Казалось, в самом деле невозможно подобрать для воздействия острова удачное сравнение, и многие заявляли, что для этого вообще нет слов. Можно разве только сказать, что в этом месте, у Большой панорамы, они вдруг снова начали ощущать засыпанные корни, как говорил Крузо, а к этому образу, словно к себе домой, стремятся все образы, «просто к себе домой», именно так высказался тот, что рассуждал о пьяном псе в конуре. Со своим горьким итогом он долго стоял возле двери, а потом улегся рядом с Эдом и тотчас канул в сон, меж тем как Эд еще прислушивался. К прибою и шуму сосен.

Истории ночных гостей были очень разными, порой даже причудливыми, и рассказ они вели по-разному, стоя или лежа, торопливо или в полусне, но Эд все равно непременно улавливал в них голос Крузо, идущий из темноты, отблеск его слов в словах потерпевших крушение и бесприютных, которые казались ему теперь чуть ли не целомудренными недотрогами, а иногда мнилось, будто Крузо шепчет прямо ему на ухо, будто ласкает его особенностями своей интонации, мягкими согласными, тягучестью…

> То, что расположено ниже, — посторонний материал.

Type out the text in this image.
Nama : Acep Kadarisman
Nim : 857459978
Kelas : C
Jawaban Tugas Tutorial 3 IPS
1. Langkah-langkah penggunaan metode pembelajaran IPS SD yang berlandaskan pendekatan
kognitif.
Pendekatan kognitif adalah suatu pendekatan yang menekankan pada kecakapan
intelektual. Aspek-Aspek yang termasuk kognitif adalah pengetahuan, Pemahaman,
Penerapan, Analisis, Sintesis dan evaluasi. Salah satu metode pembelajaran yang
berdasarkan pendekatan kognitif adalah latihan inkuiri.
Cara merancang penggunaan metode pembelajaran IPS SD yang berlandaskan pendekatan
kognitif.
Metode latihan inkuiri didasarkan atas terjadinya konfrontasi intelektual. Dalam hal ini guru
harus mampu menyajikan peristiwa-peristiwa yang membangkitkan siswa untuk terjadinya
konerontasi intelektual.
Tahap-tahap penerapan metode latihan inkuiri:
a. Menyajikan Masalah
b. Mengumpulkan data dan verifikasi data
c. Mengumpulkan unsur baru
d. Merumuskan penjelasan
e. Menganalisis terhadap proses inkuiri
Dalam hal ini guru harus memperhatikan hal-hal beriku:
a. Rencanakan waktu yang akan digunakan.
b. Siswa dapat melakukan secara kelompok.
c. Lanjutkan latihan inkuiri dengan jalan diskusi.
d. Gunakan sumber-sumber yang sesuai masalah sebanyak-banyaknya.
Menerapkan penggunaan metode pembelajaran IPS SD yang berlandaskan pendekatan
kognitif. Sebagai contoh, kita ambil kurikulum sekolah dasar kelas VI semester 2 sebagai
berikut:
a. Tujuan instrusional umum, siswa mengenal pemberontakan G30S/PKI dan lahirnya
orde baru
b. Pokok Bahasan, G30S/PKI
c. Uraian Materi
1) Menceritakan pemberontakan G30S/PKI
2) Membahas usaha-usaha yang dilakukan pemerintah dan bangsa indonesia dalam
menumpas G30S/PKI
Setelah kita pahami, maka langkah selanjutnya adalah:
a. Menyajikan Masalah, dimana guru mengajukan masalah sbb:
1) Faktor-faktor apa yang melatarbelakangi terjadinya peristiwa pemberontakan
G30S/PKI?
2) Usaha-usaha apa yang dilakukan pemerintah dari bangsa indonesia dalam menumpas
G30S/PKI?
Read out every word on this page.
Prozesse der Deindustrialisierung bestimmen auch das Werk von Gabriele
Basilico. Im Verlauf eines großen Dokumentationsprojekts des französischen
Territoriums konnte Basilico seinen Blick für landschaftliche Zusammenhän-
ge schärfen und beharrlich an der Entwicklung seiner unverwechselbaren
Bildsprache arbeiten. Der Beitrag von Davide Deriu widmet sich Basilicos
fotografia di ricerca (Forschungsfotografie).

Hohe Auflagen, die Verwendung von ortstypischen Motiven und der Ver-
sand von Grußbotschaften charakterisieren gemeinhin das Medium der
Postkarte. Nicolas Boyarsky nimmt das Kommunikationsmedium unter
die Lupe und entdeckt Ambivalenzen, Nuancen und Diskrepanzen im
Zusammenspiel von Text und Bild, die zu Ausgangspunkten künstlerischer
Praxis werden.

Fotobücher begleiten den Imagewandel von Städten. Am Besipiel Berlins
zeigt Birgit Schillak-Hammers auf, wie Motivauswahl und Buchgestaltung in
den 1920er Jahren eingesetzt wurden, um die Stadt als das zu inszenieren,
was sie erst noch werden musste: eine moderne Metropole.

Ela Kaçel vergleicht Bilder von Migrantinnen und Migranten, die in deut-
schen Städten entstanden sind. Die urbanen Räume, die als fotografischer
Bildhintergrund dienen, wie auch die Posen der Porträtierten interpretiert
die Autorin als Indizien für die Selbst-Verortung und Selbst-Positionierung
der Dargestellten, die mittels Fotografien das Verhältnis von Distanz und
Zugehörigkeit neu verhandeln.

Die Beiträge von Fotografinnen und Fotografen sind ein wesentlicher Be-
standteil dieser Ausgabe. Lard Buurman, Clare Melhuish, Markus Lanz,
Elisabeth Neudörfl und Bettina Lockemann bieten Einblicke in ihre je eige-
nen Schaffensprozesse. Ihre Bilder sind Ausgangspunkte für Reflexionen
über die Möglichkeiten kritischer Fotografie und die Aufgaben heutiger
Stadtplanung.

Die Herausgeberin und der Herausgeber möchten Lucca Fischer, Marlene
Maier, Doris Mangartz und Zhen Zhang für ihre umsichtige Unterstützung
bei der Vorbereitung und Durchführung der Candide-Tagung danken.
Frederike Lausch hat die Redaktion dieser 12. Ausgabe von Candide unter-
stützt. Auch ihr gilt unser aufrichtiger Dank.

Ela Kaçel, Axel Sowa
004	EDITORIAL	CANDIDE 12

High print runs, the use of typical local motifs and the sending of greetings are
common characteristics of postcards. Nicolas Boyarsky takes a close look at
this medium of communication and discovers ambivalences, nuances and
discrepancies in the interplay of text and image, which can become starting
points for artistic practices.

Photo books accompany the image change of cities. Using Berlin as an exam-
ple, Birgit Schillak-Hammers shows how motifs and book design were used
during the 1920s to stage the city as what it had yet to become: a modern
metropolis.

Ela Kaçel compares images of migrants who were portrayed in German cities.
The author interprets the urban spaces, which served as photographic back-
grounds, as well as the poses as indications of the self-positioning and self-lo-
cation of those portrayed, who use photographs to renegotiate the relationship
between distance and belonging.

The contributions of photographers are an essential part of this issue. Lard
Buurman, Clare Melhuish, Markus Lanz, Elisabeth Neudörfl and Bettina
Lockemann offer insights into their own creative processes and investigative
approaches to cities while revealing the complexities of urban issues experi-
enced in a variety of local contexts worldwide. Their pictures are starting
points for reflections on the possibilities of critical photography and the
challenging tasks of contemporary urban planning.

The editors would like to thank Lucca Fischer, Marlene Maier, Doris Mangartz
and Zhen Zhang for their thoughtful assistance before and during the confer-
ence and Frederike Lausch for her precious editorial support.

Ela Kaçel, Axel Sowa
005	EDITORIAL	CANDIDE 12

«Остров – первый шаг, понимаешь, Эд? Остров – то самое место. Здесь большинству уже через несколько часов удается коснуться корня. Он пророс в нас из далекого прошлого, не с рождения и не в нынешние дни, как думают некоторые, нет, я имею в виду: с незапамятных времен. Если нам удается прикоснуться к корню, мы чувствуем: вот она, свобода, глубоко в нас, она живет в глубине нашего сокровеннейшего “я”. Та свобода, о которой я говорю. Она – помышление сокровеннейшего “я”, помышление нашей самости в истории. От нас требуется только одно – разбудить это помышление. Ведь зачастую оно в плену бессилия. Есть много форм плена, Эд. Страх, кошмарные сны, судорога, апатия. Сюда же относятся шлаки, все новые шлаки, что откладываются на нас, пока мы живем. Тяжкий осадок честолюбия, власти, алчности, собственности, ржавые, ядовитые, угарные шлаки. Конечно, иногда корень уже сгнил или засох. Это люди пропащие, дети мрака, отринутые. Но они не такие, Эд. Иначе бы не приехали на остров – они ощутили корень».

Интонация Крузо.

Эд вспоминал. Видел, как Лёш расхаживает взад-вперед по пляжу и говорит. Сам он лежал наверху, на краю обрыва, и смотрел вниз на группу, которая неожиданно расселась там полукругом. Он только что совершил обход, в одиночестве. А теперь смотрел на волны, пытаясь уловить ритм ныряющего баклана. Двадцать секунд, двенадцать секунд и опять двадцать. Он задремал, а когда проснулся, они вдруг сидели там, маленькая стайка Крузо. Делали украшения, нанизывали на нитки птичьи кольца, гнули зубную проволоку, серьги, двадцать марок за пару. В Утопии работали по три часа утром, потом двухчасовой перерыв, на «литературные штудии», так написано у Томаса Мора, Крузо ему зачитывал.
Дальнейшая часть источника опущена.